Tuesday, February 7, 2012

Boarding Schools

Ever since I read Harry Potter when I was ten years old, I've wanted to go to Hogwarts School of Witchcraft and Wizardry. Though now that I've grow up a bit I have realized it gives a unrealistic outlook on how boarding schools actually work and how they are portrayed. When J.K. Rowling wrote the books she said she wasn't supporting the 1940s versions of boarding schools. She claimed the only reason she made Hogwarts a boarding school was because it is easier to write a novel about children without parental figures in the picture. You can see the appeal it gives to young children. They are thinking I get to go to Hogwarts away from my parents and have feasts three times a day. Also it is like you are living with your best friends during the school year (and you get to learn magic).

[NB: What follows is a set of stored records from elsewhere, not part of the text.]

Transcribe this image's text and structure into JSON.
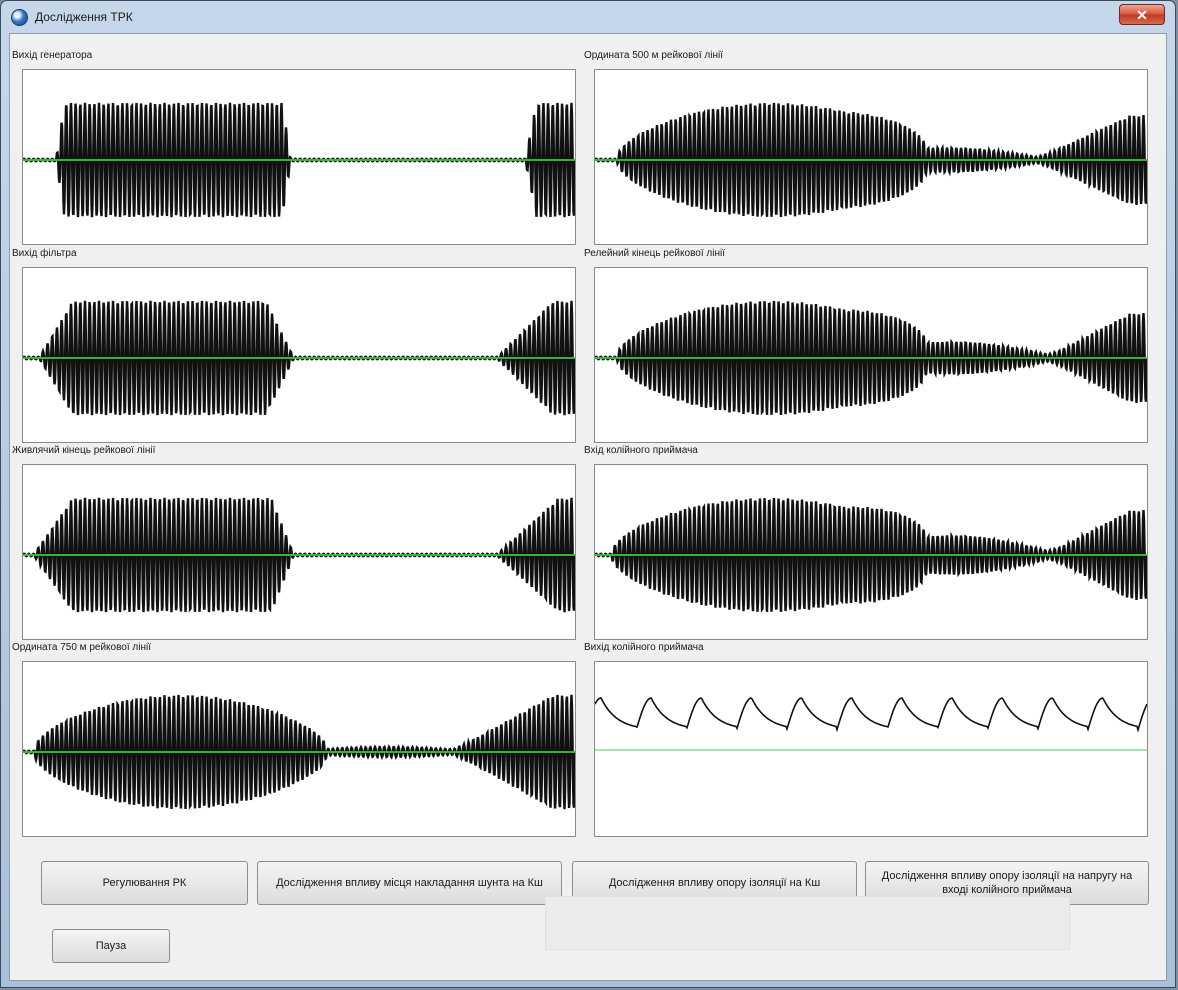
{
  "window": {
    "title": "Дослідження ТРК",
    "close_glyph": "✕"
  },
  "panels": [
    {
      "label": "Вихід генератора",
      "signal": "generator"
    },
    {
      "label": "Ордината 500 м рейкової лінії",
      "signal": "line500"
    },
    {
      "label": "Вихід фільтра",
      "signal": "filter"
    },
    {
      "label": "Релейний кінець рейкової лінії",
      "signal": "relay"
    },
    {
      "label": "Живлячий кінець рейкової лінії",
      "signal": "feed"
    },
    {
      "label": "Вхід  колійного приймача",
      "signal": "receiver_in"
    },
    {
      "label": "Ордината 750 м рейкової лінії",
      "signal": "line750"
    },
    {
      "label": "Вихід колійного приймача",
      "signal": "receiver_out"
    }
  ],
  "buttons": {
    "rk": "Регулювання РК",
    "shunt": "Дослідження впливу місця накладання шунта на Кш",
    "insulation_ksh": "Дослідження впливу опору ізоляції на Кш",
    "insulation_voltage": "Дослідження впливу опору ізоляції на напругу на вході колійного приймача",
    "pause": "Пауза"
  },
  "colors": {
    "waveform": "#111111",
    "axis_line": "#39c639"
  }
}
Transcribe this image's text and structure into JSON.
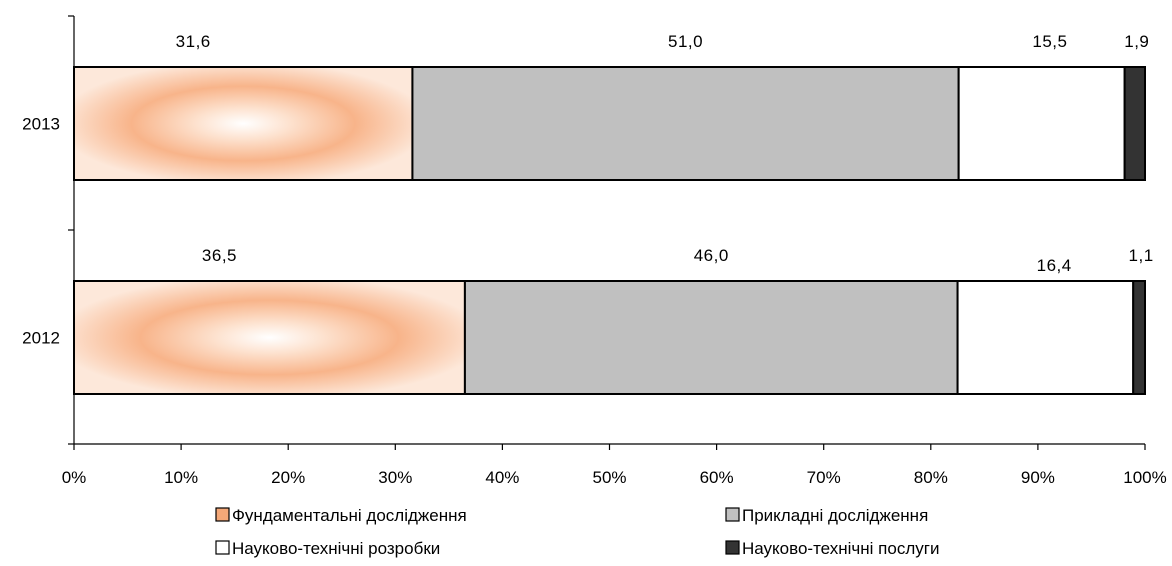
{
  "chart_data": {
    "type": "bar",
    "orientation": "horizontal",
    "stacked": "percent",
    "categories": [
      "2013",
      "2012"
    ],
    "series": [
      {
        "name": "Фундаментальні дослідження",
        "values": [
          31.6,
          36.5
        ],
        "labels": [
          "31,6",
          "36,5"
        ],
        "color": "#f4a878",
        "fill": "gradient"
      },
      {
        "name": "Прикладні дослідження",
        "values": [
          51.0,
          46.0
        ],
        "labels": [
          "51,0",
          "46,0"
        ],
        "color": "#c0c0c0"
      },
      {
        "name": "Науково-технічні розробки",
        "values": [
          15.5,
          16.4
        ],
        "labels": [
          "15,5",
          "16,4"
        ],
        "color": "#ffffff"
      },
      {
        "name": "Науково-технічні послуги",
        "values": [
          1.9,
          1.1
        ],
        "labels": [
          "1,9",
          "1,1"
        ],
        "color": "#333333"
      }
    ],
    "xlim": [
      0,
      100
    ],
    "xticks": [
      "0%",
      "10%",
      "20%",
      "30%",
      "40%",
      "50%",
      "60%",
      "70%",
      "80%",
      "90%",
      "100%"
    ],
    "grid": false,
    "legend": "bottom",
    "title": "",
    "xlabel": "",
    "ylabel": ""
  }
}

I looked up a "real" boarding school called Wayland Academy in Wisconsin. Wayland's only goal is for you to graduate and get you into a four-year college. At Wayland they have a 100% placement rate into 4-year colleges and to get onto the Deans List you have to have at least a 4.0. The average day at Wayland's consists of waking up between 7-7:30am , then breakfast is served from 7-7:45am. Next classes start at 8:00am and end at 3:30pm, after that you have mandatory after school sports from 3:45- 5:30pm. Now you can finally have dinner and you have to have permission to go off campus. Then you are in the library and you have a Mandatory study time from 7:30- 9:30pm, then its lights out at 10:30pm. Between all of the activities you have to do I don't know where you could find time at Hogwarts to go explore the castle and defeat Voldemort. Personally I still think boarding schools would be fun but I might still be harboring unrealistic ideas about boarding schools.